Years after A3 charter school fraud case, San Diego County plans to help students with $25M recovered from it
Jan 31, 2026
A new $25 million grant paid for by criminal fines from the landmark A3 charter school fraud case will benefit San Diego County’s K-12 students, the district attorney announced Friday, nearly four years after the case was resolved.
The leaders of the A3 network of mostly online charter schools wer
e charged in 2019 with a scheme that prosecutors said relied on faking student enrollment and attendance to defraud the state of hundreds of millions of dollars. They pleaded guilty and paid restitution by 2022.
“The funds will strengthen and expand access to mental health, the safety of our kids, their wellness, their educational supports that they need for K-12 students and to support those most vulnerable kids — who are in our foster care system, or also kids who are living out of cars, in encampments on our streets that are homeless,” said District Attorney Summer Stephan.
The judge overseeing the A3 case had previously ordered a portion of funds to be paid to the county and put in a trust fund for K-12 students. The Board of Supervisors approved the $25 million for the County Office of Education and its program.
Previously, $6 million was disbursed in smaller amounts to 47 different providers, Stephan said.

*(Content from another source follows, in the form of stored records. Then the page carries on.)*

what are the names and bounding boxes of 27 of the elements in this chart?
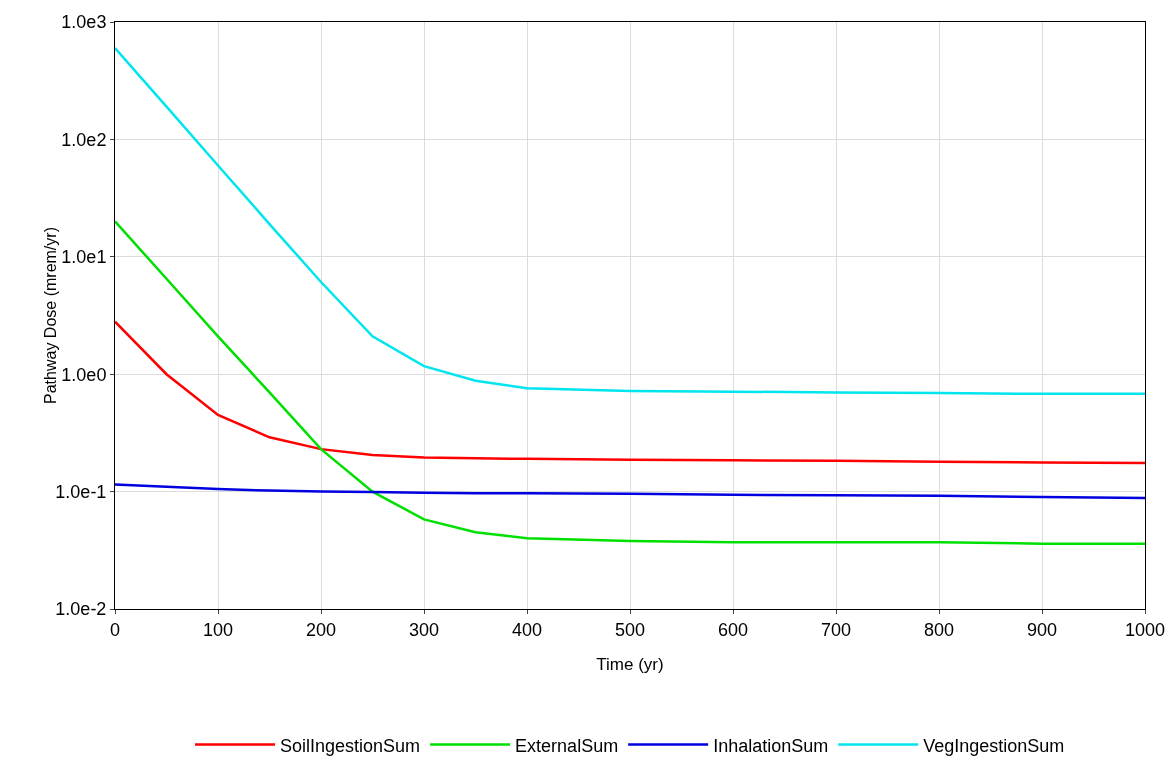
- y-tick-label: 1.0e-2: [55, 599, 107, 620]
- x-tick-label: 700: [820, 619, 852, 640]
- x-tick-label: 0: [109, 619, 121, 640]
- x-tick-label: 300: [408, 619, 440, 640]
- line-series: [115, 220, 1145, 545]
- x-tick-label: 400: [511, 619, 543, 640]
- x-tick-label: 100: [202, 619, 234, 640]
- line-series: [115, 483, 1145, 500]
- legend-label: InhalationSum: [713, 735, 829, 756]
- line-series: [115, 320, 1145, 465]
- line-series: [115, 46, 1145, 396]
- legend-label: VegIngestionSum: [923, 735, 1065, 756]
- x-tick-label: 1000: [1124, 619, 1166, 640]
- y-tick-label: 1.0e3: [61, 12, 107, 33]
- x-tick-label: 600: [717, 619, 749, 640]
- y-tick-label: 1.0e-1: [55, 481, 107, 502]
- legend-label: ExternalSum: [515, 735, 619, 756]
- x-tick-label: 500: [614, 619, 646, 640]
- y-tick-label: 1.0e0: [61, 364, 107, 385]
- x-tick-label: 200: [305, 619, 337, 640]
- y-tick-label: 1.0e1: [61, 247, 107, 268]
- x-axis-title: Time (yr): [596, 655, 664, 674]
- y-tick-label: 1.0e2: [61, 129, 107, 150]
- y-axis-title: Pathway Dose (mrem/yr): [42, 227, 60, 404]
- x-tick-label: 900: [1026, 619, 1058, 640]
- x-tick-label: 800: [923, 619, 955, 640]
- legend-label: SoilIngestionSum: [280, 735, 421, 756]
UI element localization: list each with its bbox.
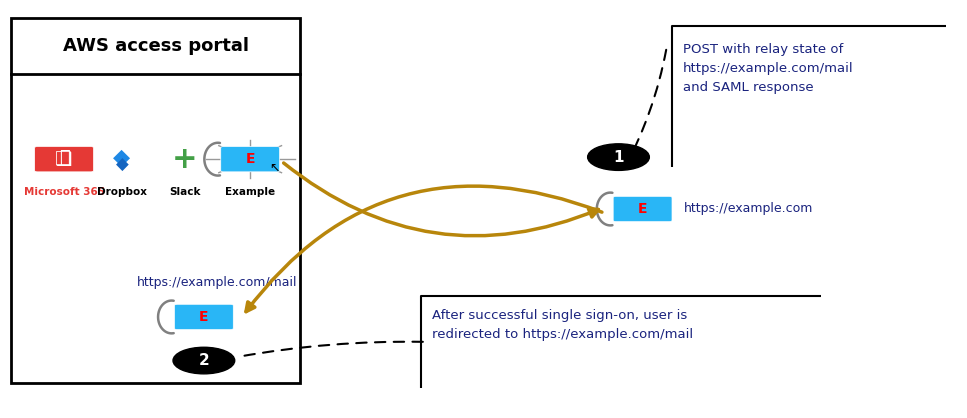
Text: 2: 2 xyxy=(198,353,209,368)
Text: Slack: Slack xyxy=(169,187,200,197)
Text: ⬜: ⬜ xyxy=(59,148,70,166)
FancyBboxPatch shape xyxy=(35,147,94,172)
Text: ↖: ↖ xyxy=(270,162,280,175)
Text: https://example.com/mail: https://example.com/mail xyxy=(136,276,297,289)
Text: +: + xyxy=(172,145,197,173)
Text: POST with relay state of
https://example.com/mail
and SAML response: POST with relay state of https://example… xyxy=(683,43,854,94)
Text: Microsoft 365: Microsoft 365 xyxy=(23,187,104,197)
Text: ◆: ◆ xyxy=(113,147,131,167)
FancyBboxPatch shape xyxy=(11,18,301,383)
Text: E: E xyxy=(246,152,255,166)
Text: Dropbox: Dropbox xyxy=(97,187,147,197)
Circle shape xyxy=(173,347,235,374)
FancyBboxPatch shape xyxy=(174,304,233,330)
Text: Example: Example xyxy=(225,187,276,197)
Circle shape xyxy=(588,144,650,171)
FancyBboxPatch shape xyxy=(613,196,672,222)
Text: 1: 1 xyxy=(613,150,624,165)
Text: ❑: ❑ xyxy=(55,150,73,169)
Text: ◆: ◆ xyxy=(115,156,129,174)
Text: After successful single sign-on, user is
redirected to https://example.com/mail: After successful single sign-on, user is… xyxy=(432,308,693,341)
Text: E: E xyxy=(638,202,647,216)
Text: AWS access portal: AWS access portal xyxy=(63,37,249,55)
FancyBboxPatch shape xyxy=(220,147,279,172)
Text: E: E xyxy=(199,310,209,324)
Text: https://example.com: https://example.com xyxy=(684,202,813,216)
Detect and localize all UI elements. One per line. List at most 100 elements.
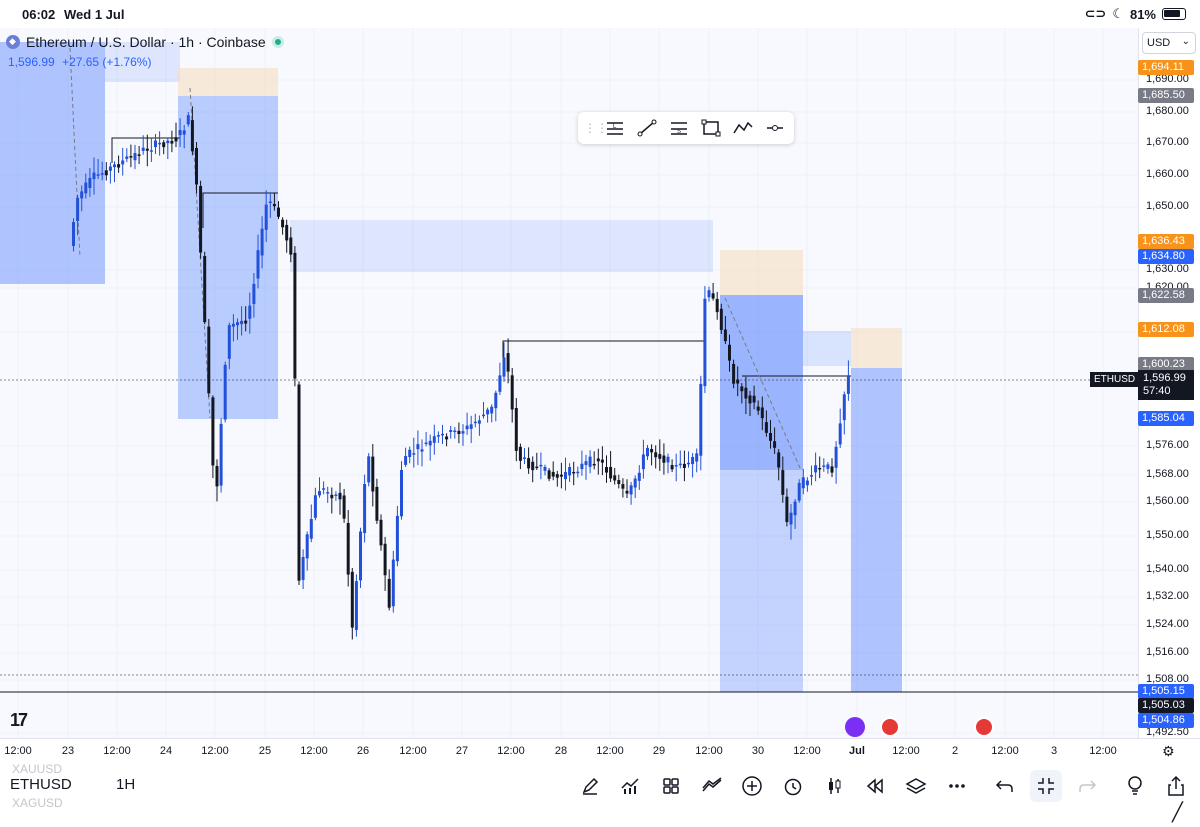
trend-line-icon[interactable] (636, 117, 658, 139)
time-axis-label: 12:00 (892, 745, 920, 757)
price-chart[interactable] (0, 28, 1138, 738)
price-axis-label: 1,650.00 (1146, 200, 1189, 212)
candle-body (637, 472, 641, 481)
path-icon[interactable] (732, 117, 754, 139)
us-flag-event-icon[interactable] (974, 717, 994, 737)
rectangle-icon[interactable] (700, 117, 722, 139)
currency-select[interactable]: USD ⌄ (1142, 32, 1196, 54)
candle-body (564, 471, 567, 480)
replay-icon[interactable] (859, 770, 891, 802)
short-position-icon[interactable]: S (668, 117, 690, 139)
price-tag: 1,636.43 (1138, 234, 1194, 249)
candle-body (424, 442, 428, 445)
price-axis-label: 1,560.00 (1146, 495, 1189, 507)
candle-body (404, 456, 408, 465)
candle-body (773, 441, 777, 448)
legend-title[interactable]: Ethereum / U.S. Dollar · 1h · Coinbase (26, 34, 266, 50)
candle-body (117, 164, 121, 168)
lightning-event-icon[interactable] (845, 717, 865, 737)
candle-body (227, 325, 231, 359)
time-axis-label: 12:00 (201, 745, 229, 757)
gear-icon[interactable]: ⚙ (1162, 743, 1175, 759)
add-icon[interactable] (736, 770, 768, 802)
battery-icon (1162, 8, 1186, 20)
candle-body (334, 494, 338, 497)
candle-body (797, 482, 801, 501)
candle-body (195, 147, 198, 185)
pencil-icon[interactable] (574, 770, 606, 802)
indicators-icon[interactable] (614, 770, 646, 802)
legend-change: +27.65 (+1.76%) (62, 55, 152, 69)
chart-pane[interactable] (0, 28, 1138, 738)
candle-body (190, 120, 194, 152)
battery-percent: 81% (1129, 6, 1156, 22)
more-icon[interactable] (941, 770, 973, 802)
prev-symbol[interactable]: XAUUSD (12, 762, 63, 776)
price-axis-label: 1,550.00 (1146, 529, 1189, 541)
position-zone (803, 331, 851, 366)
candle-body (387, 578, 391, 608)
ethereum-icon (6, 35, 20, 49)
candle-body (502, 357, 506, 377)
candle-body (514, 408, 518, 451)
candle-body (838, 423, 842, 445)
candle-body (293, 252, 297, 379)
symbol-button[interactable]: ETHUSD (10, 776, 72, 793)
candle-body (170, 140, 174, 144)
symbol-legend[interactable]: Ethereum / U.S. Dollar · 1h · Coinbase (6, 34, 284, 50)
candle-body (154, 140, 157, 148)
candle-body (88, 177, 92, 189)
drawing-toolbar[interactable]: ⋮⋮ L S (578, 112, 794, 144)
candle-body (703, 298, 707, 387)
candle-body (715, 298, 719, 313)
candle-body (268, 201, 272, 204)
candle-body (240, 320, 244, 325)
candle-body (740, 386, 744, 392)
horizontal-ray-icon[interactable] (764, 117, 786, 139)
us-flag-event-icon[interactable] (880, 717, 900, 737)
price-axis-label: 1,524.00 (1146, 618, 1189, 630)
share-icon[interactable] (1160, 770, 1192, 802)
layout-grid-icon[interactable] (655, 770, 687, 802)
time-axis-label: 29 (652, 745, 666, 757)
trend-line (189, 87, 211, 419)
candle-body (436, 435, 440, 437)
candle-body (121, 160, 125, 165)
time-axis[interactable]: 12:00 23 12:00 24 12:00 25 12:00 26 12:00 27 12:00… (0, 738, 1200, 762)
candle-body (236, 322, 239, 326)
next-symbol[interactable]: XAGUSD (12, 796, 63, 810)
candle-body (141, 147, 145, 151)
long-position-icon[interactable]: L (604, 117, 626, 139)
timeframe-button[interactable]: 1H (116, 776, 136, 793)
drag-handle-icon[interactable]: ⋮⋮ (584, 121, 608, 135)
compare-icon[interactable] (696, 770, 728, 802)
time-axis-label: 2 (951, 745, 959, 757)
candle-body (769, 432, 772, 441)
price-axis-label: 1,680.00 (1146, 105, 1189, 117)
candle-body (658, 454, 662, 459)
candle-body (104, 170, 108, 176)
currency-label: USD (1147, 37, 1171, 49)
undo-icon[interactable] (989, 770, 1021, 802)
position-zone (851, 328, 902, 368)
tradingview-logo[interactable]: 17 (10, 710, 28, 730)
candle-body (535, 466, 539, 469)
layers-icon[interactable] (900, 770, 932, 802)
candles-icon[interactable] (818, 770, 850, 802)
candle-body (633, 478, 637, 488)
exit-fullscreen-icon[interactable] (1030, 770, 1062, 802)
candle-body (523, 457, 526, 459)
candle-body (613, 475, 617, 481)
price-axis-label: 1,516.00 (1146, 646, 1189, 658)
candle-body (133, 153, 137, 161)
alarm-clock-icon[interactable] (777, 770, 809, 802)
legend-price: 1,596.99 (8, 55, 55, 69)
lightbulb-icon[interactable] (1119, 770, 1151, 802)
bottom-toolbar: XAUUSD ETHUSD XAGUSD 1H ╱ (0, 762, 1200, 827)
status-right: ⊂⊃ ☾ 81% (1085, 6, 1186, 22)
time-axis-label: 25 (258, 745, 272, 757)
position-zone (720, 470, 803, 692)
candle-body (728, 344, 731, 361)
redo-icon[interactable] (1071, 770, 1103, 802)
candle-body (559, 474, 563, 477)
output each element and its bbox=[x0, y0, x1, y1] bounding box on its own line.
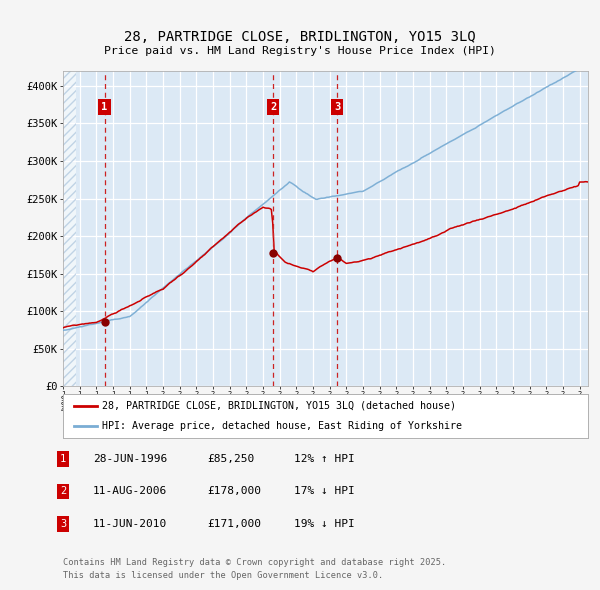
Text: 28-JUN-1996: 28-JUN-1996 bbox=[93, 454, 167, 464]
Text: 3: 3 bbox=[60, 519, 66, 529]
Text: Price paid vs. HM Land Registry's House Price Index (HPI): Price paid vs. HM Land Registry's House … bbox=[104, 46, 496, 56]
Text: 28, PARTRIDGE CLOSE, BRIDLINGTON, YO15 3LQ: 28, PARTRIDGE CLOSE, BRIDLINGTON, YO15 3… bbox=[124, 30, 476, 44]
Text: 1: 1 bbox=[101, 102, 107, 112]
Text: 11-AUG-2006: 11-AUG-2006 bbox=[93, 487, 167, 496]
Text: 2: 2 bbox=[60, 487, 66, 496]
Text: 1: 1 bbox=[60, 454, 66, 464]
Text: HPI: Average price, detached house, East Riding of Yorkshire: HPI: Average price, detached house, East… bbox=[103, 421, 463, 431]
Text: 11-JUN-2010: 11-JUN-2010 bbox=[93, 519, 167, 529]
Text: 17% ↓ HPI: 17% ↓ HPI bbox=[294, 487, 355, 496]
Text: 2: 2 bbox=[270, 102, 276, 112]
Text: 3: 3 bbox=[334, 102, 340, 112]
Text: £178,000: £178,000 bbox=[207, 487, 261, 496]
Text: 12% ↑ HPI: 12% ↑ HPI bbox=[294, 454, 355, 464]
Text: This data is licensed under the Open Government Licence v3.0.: This data is licensed under the Open Gov… bbox=[63, 571, 383, 579]
Text: Contains HM Land Registry data © Crown copyright and database right 2025.: Contains HM Land Registry data © Crown c… bbox=[63, 558, 446, 566]
Text: £85,250: £85,250 bbox=[207, 454, 254, 464]
Text: 28, PARTRIDGE CLOSE, BRIDLINGTON, YO15 3LQ (detached house): 28, PARTRIDGE CLOSE, BRIDLINGTON, YO15 3… bbox=[103, 401, 457, 411]
Text: £171,000: £171,000 bbox=[207, 519, 261, 529]
Text: 19% ↓ HPI: 19% ↓ HPI bbox=[294, 519, 355, 529]
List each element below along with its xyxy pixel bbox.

Those initial grants informed consideration of opportunities for a coordinated and regional approach, which led to the planned initiative by the County Office of Education.
“So far, a lot has been done with these monies, but this is the biggest investment that’s being made,” Stephan said.
Gloria Ciriza, the county’s superintendent of schools, said her office’s initiative has three goals: expand its community schools approach, with priority given to the county’s high-needs and high-priority schools; strengthen partnerships with schools, county agencies and community groups; and develop an evaluation framework to assess the work’s impact.
The result would be “integrated services that make a real difference for our students and families,” she said.
Progress will be monitored using student well-being scores, state survey data, academic achievement and more — including tools “we haven’t yet designed,” Ciriza added.
“But aside from that is also some soft data that we look at, which is: How well do our families and students feel comfortable, feel seen, feel valued?” she said.
Logan Mabe, a foster parent who spoke at Friday’s press conference, said the proposal begins with asking people in school communities what they need, and that the program will help equip educators to help students.
“So many of our kids need that trauma-informed care, support and understanding,” he said.
Former A3 charter school leader Jason Schrock (middle) sits with his defense team while being sentenced in court for his part in a fraud scheme at San Diego Superior Court on Friday, Sept. 10, 2021, in San Diego. (Jarrod Valliere / The San Diego Union-Tribune)
The yearslong A3 case remains one of California largest charter school fraud cases and is still prompting oversight reform efforts, seven years after the network’s leaders were indicted.
According to prosecutors, Sean McManus and Jason Schrock led a statewide scheme from 2016 to 2019 to defraud the state of $400 million, spending $50 million in public money for personal use. Prosecutors said they falsely enrolled students and manipulated attendance and enrollment to get more money per student than they were supposed to.
The defendants pleaded guilty in the case, which took three years to prosecute, and were ordered to pay the county $37.5 million in fines and restitution.
McManus was sentenced to four years in prison in 2021. Schrock was given credit for more than two years under house arrest. A third defendant, Steven Van Zant — who provided back-office services for A3 and was the former superintendent of Mountain Empire Unified School District — was sentenced in 2022 to home confinement.
Since then, San Diego County prosecutors have been among those calling most loudly for stronger state oversight, pointing out to lawmakers and education leaders how A3’s operators exploited gaps in state law and policy.
Deputy District Attorney Leon Schorr, who led the A3 prosecution, was among them. “My frustration is that we just really haven’t seen many changes at all,” Schorr told The San Diego Union-Tribune two years ago.
A task force ordered by a judge in the A3 case — which Schorr helped lead — urged similar reforms, zeroing in on shortcomings in the state’s requirements for charter-school audits.
Among the issues San Diego County prosecutors have said the case raised: Schools are allowed to hire their own auditors — in A3’s case, school leaders fired one that raised concerns about its financial practices, then chose a new one that found its operations were compliant.
But efforts to enact tougher oversight have stalled in Sacramento.
On Friday, Stephan said that, as a result of the A3 case, her office is working with the state to make structural changes but has been frustrated by auditors’ failures.
“They’re not actually auditing,” she said. “They’re just looking at whatever fake information is being given to them.”